07th Jun2016

Jason Rebello ‘Held’ CD/Dig (Edition) 4/5

by ukvibe

jason-rebelloBritish pianist Jason Rebello first emerged in the early 1990s and at the time was pigeonholed in the fusion category with critically acclaimed albums on the BMG label, that nonetheless failed to capture the wider public’s imagination. Thereafter, Rebello focused more on sideman work, touring with Wayne Shorter’s band, then going on to replace the late Kenny Kirkland as keyboardist in Sting’s band. However, Jason Rebello has always been a devoted advocate of the acoustic piano setting and this has brought him back to two of his seminal pianistic influences, namely Chick Corea and Herbie Hancock who have recorded numerous solo albums separately and together, the latter of which served as a major inspiration to Rebello. This welcome new recording is an all original set bar the cover of a Lennon and McCartney evergreen, ‘Blackbird’, that has regularly been revisited by jazz musicians, in particular the wonderful rendition by fellow pianist, Brad Mehldau. Here, the Rebello reading of the standard has something of a Bach-esque quality in the introduction, following a separate riff and then goes into the famous main theme. While not quite as direct or compelling as the Mehldau interpretation, this nevertheless marks a distinctive personal imprint on the recording.
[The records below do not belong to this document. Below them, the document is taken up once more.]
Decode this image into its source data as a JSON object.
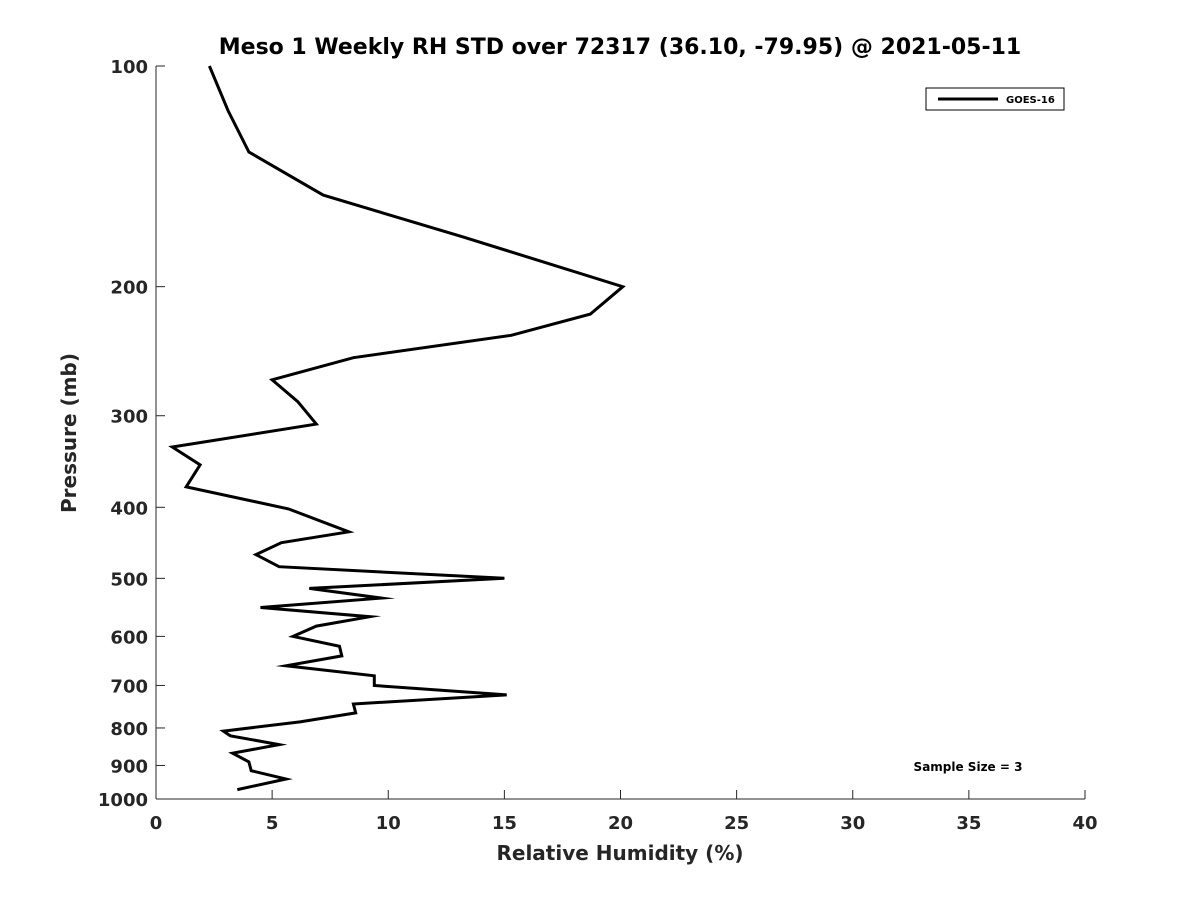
{
  "chart_data": {
    "type": "line",
    "title": "Meso 1 Weekly RH STD over 72317 (36.10, -79.95) @ 2021-05-11",
    "xlabel": "Relative Humidity (%)",
    "ylabel": "Pressure (mb)",
    "xlim": [
      0,
      40
    ],
    "ylim": [
      100,
      1000
    ],
    "y_scale": "log",
    "y_reversed": true,
    "x_ticks": [
      0,
      5,
      10,
      15,
      20,
      25,
      30,
      35,
      40
    ],
    "y_ticks": [
      100,
      200,
      300,
      400,
      500,
      600,
      700,
      800,
      900,
      1000
    ],
    "grid": false,
    "legend_position": "top-right",
    "annotation": "Sample Size = 3",
    "series": [
      {
        "name": "GOES-16",
        "color": "#000000",
        "x": [
          2.3,
          3.1,
          4.0,
          7.2,
          13.2,
          20.1,
          18.7,
          15.3,
          8.5,
          5.0,
          6.1,
          6.9,
          0.7,
          1.9,
          1.3,
          5.7,
          8.3,
          5.4,
          4.3,
          5.3,
          15.0,
          6.6,
          9.7,
          4.5,
          9.2,
          6.9,
          5.9,
          7.9,
          8.0,
          5.6,
          9.4,
          9.4,
          15.1,
          8.5,
          8.6,
          6.2,
          2.9,
          3.2,
          5.3,
          3.3,
          4.0,
          4.1,
          5.6,
          3.5
        ],
        "y": [
          100,
          115,
          131,
          150,
          171,
          200,
          218,
          233,
          250,
          268,
          287,
          308,
          331,
          350,
          375,
          402,
          432,
          447,
          464,
          482,
          500,
          516,
          532,
          548,
          564,
          581,
          600,
          619,
          638,
          658,
          679,
          700,
          721,
          742,
          763,
          785,
          808,
          820,
          843,
          866,
          890,
          915,
          939,
          971
        ]
      }
    ]
  }
}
What comes across overall is the sheer melodicism of the playing and this is beautifully illustrated on a piece such as ‘As the dust settles’, which is expansive in outlook and has a slight Latin vibe to it. Ideally, this reviewer would like to hear this number with a full band also. The quasi-choral hues of the opener, ‘Pearl’, hint at the early 1970s ECM solo albums of Corea, and this is reinforced by the quiet, reposing nature of the piece. That tone is continued on the gentle contemplation of ‘Tokyo dream’ with a hypnotic riff into the bargain. Rebello as a mature musician does not feel the necessity to overly impress with dazzling technique, though he possesses that virtuosity in abundance, but instead had gone beyond that stage and is now firmly focused on communicating the musicality of his craft and that he achieves especially well here. This marks a new episode in Jason Rebello’s career and one that hopefully will catapult him into the higher echelons of jazz pianissimo. A fine debut recording for Edition from a now seasoned musician.